Hélène Grimaud a fait des rencontres hautement formatrices, fréquentant assidûment le Festival du violoniste lituanien Gidon Kremer, à Lockenhaus (Autriche), participé à de nombreux festivals et concerts dans le monde entier, joué avec les plus grands chefs et orchestres.

Elle vit aujourd’hui aux Etats-Unis en haut d’une colline du Connecticut. Par sa rusticité, sa maison tient plus du refuge intime que d’une villégiature luxueuse pour pianiste harassée par les applaudissements. « Le Confort ? » dit-elle en désignant le canapé, « ou inconfort ? » suggère-t-elle en se calant sur une spartiate chaise de bar, avant de s’esclaffer : « Moi, je choisis toujours le plus inconfortable ! »

Sa simplicité et sa franchise l’amènent à confier son regret d’avoir perdu ses racines : « Même si j’ai eu des parents formidables, chaleureux, ouverts à toutes les discussions, j’ai probablement perdu ce sentiment de provenance, de racines, au cours de ma formation. A 14 ans, j’envisageais déjà de partir pour de grands espaces. »

Pour faire décoller son imaginaire, Hélène Grimaud parcourt les steppes de la littérature russe.
«J’aime ces caractères tourmentés, ces psychologies tortueuses. Le prince Mychkine, surtout, dans L’Idiot, de Dostoïevski : grand, mal perçu par son entourage, capable de toutes les folies, mais se résignant aux choix les plus humains. Mon premier disque fut consacré à Rachmaninov car je tentais de retrouver en musique les sentiments soulevés par mes lectures. En 1986, j’ai présenté le concours Tchaïkovski, à Moscou, pour vérifier que les gens de la rue ressemblaient aux personnages de romans : excessifs, impulsifs, chaleureux, portant leur déséquilibre avec superbe, à fleur de peau. La réalité est presque plus belle que la fiction. »

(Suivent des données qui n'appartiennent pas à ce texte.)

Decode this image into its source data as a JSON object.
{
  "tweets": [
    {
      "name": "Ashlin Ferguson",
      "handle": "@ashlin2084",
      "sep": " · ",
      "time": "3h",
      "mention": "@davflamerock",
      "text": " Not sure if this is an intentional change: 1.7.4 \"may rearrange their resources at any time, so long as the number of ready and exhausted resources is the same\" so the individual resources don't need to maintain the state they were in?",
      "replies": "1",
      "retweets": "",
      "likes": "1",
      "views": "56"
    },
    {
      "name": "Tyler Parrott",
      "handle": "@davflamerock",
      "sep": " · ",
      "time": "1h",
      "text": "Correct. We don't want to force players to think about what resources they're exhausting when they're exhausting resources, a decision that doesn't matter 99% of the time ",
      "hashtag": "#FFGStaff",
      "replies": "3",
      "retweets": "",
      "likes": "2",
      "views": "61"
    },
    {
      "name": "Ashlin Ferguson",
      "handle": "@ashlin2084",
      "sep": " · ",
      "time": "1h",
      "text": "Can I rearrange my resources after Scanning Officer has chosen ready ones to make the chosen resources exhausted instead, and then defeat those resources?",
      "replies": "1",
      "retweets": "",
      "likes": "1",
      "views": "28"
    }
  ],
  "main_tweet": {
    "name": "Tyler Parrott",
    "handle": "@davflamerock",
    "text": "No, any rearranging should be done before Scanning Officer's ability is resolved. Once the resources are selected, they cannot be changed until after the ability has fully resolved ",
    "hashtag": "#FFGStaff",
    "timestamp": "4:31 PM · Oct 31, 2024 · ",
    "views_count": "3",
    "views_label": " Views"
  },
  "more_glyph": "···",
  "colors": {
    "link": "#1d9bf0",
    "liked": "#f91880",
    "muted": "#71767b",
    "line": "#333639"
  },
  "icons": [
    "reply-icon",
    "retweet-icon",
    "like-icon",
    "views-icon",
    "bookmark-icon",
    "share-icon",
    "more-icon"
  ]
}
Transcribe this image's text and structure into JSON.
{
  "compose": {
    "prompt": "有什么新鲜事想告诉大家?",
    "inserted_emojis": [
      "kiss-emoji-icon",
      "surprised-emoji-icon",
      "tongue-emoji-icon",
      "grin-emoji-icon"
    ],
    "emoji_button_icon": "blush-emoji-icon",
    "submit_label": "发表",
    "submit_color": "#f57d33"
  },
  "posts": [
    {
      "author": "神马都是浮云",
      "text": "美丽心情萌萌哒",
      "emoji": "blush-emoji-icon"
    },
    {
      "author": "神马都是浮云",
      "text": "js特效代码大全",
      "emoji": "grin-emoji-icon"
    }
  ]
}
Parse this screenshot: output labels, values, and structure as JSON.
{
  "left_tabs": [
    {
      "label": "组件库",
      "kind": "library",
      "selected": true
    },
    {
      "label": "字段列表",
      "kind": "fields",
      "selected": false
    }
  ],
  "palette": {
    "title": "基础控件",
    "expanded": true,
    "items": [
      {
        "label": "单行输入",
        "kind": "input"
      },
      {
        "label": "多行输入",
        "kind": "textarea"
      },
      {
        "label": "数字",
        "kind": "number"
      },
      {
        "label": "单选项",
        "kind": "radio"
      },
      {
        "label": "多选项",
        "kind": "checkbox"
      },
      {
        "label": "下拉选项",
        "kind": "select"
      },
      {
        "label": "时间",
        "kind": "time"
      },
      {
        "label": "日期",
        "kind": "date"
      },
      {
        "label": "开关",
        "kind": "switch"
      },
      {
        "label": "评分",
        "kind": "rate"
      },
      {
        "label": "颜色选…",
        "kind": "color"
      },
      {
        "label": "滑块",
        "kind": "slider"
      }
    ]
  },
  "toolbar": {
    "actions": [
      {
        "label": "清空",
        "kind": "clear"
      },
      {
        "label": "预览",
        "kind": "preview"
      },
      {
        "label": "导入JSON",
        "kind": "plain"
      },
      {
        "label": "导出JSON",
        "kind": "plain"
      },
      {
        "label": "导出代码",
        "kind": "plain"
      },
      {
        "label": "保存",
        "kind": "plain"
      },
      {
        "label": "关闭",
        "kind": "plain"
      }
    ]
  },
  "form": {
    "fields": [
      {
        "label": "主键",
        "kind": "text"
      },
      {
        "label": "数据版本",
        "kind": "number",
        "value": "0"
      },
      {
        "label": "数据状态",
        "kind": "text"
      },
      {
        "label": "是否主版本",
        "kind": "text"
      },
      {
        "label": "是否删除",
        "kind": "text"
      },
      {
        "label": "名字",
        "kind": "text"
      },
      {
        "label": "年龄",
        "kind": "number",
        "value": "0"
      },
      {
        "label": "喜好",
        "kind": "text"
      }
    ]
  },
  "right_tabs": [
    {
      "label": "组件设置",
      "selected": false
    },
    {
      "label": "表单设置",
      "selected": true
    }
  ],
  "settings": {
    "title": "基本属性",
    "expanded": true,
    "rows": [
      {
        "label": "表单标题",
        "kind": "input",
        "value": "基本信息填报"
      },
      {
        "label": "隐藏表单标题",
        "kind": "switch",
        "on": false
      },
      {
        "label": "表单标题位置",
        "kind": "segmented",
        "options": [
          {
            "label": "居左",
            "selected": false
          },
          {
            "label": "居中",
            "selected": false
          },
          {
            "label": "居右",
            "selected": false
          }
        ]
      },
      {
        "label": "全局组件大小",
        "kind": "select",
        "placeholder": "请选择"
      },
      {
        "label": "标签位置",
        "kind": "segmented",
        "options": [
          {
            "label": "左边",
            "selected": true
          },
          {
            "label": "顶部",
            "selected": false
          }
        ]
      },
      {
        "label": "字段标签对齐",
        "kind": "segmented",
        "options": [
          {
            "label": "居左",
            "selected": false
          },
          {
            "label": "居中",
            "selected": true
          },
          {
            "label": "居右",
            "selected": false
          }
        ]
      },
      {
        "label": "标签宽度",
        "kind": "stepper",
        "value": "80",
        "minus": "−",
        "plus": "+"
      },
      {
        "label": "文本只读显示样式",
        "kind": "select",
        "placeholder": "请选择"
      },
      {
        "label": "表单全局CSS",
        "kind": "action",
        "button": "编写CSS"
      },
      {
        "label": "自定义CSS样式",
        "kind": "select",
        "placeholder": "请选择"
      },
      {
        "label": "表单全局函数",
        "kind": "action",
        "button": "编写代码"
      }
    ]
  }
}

Son premier disque, Rachmaninov, à 15 ans, lui offre une passerelle naturelle dans le circuit professionnel. La pianiste n’aime pas trop parler de cette période chahutée qui suit sa sortie de Conservatoire. Beauté radieuse, elle ne maîtrise pas alors vraiment son image et accepte malgré elle de poser pour des magazines dans des robes qui ne lui ressemblent pas. Des cornacs de tous bords l’aiguillonnent aussi jusqu’à l’écœurement pour qu’elle se spécialise dans Chopin, « qu’elle joue si bien ». Elle se débat pour interpréter Brahms, dont les remous sonores attirent cette Ophélie, Schumann pour son âpre désespoir, Beethoven pour cet appel prométhéen à se dépasser soi-même.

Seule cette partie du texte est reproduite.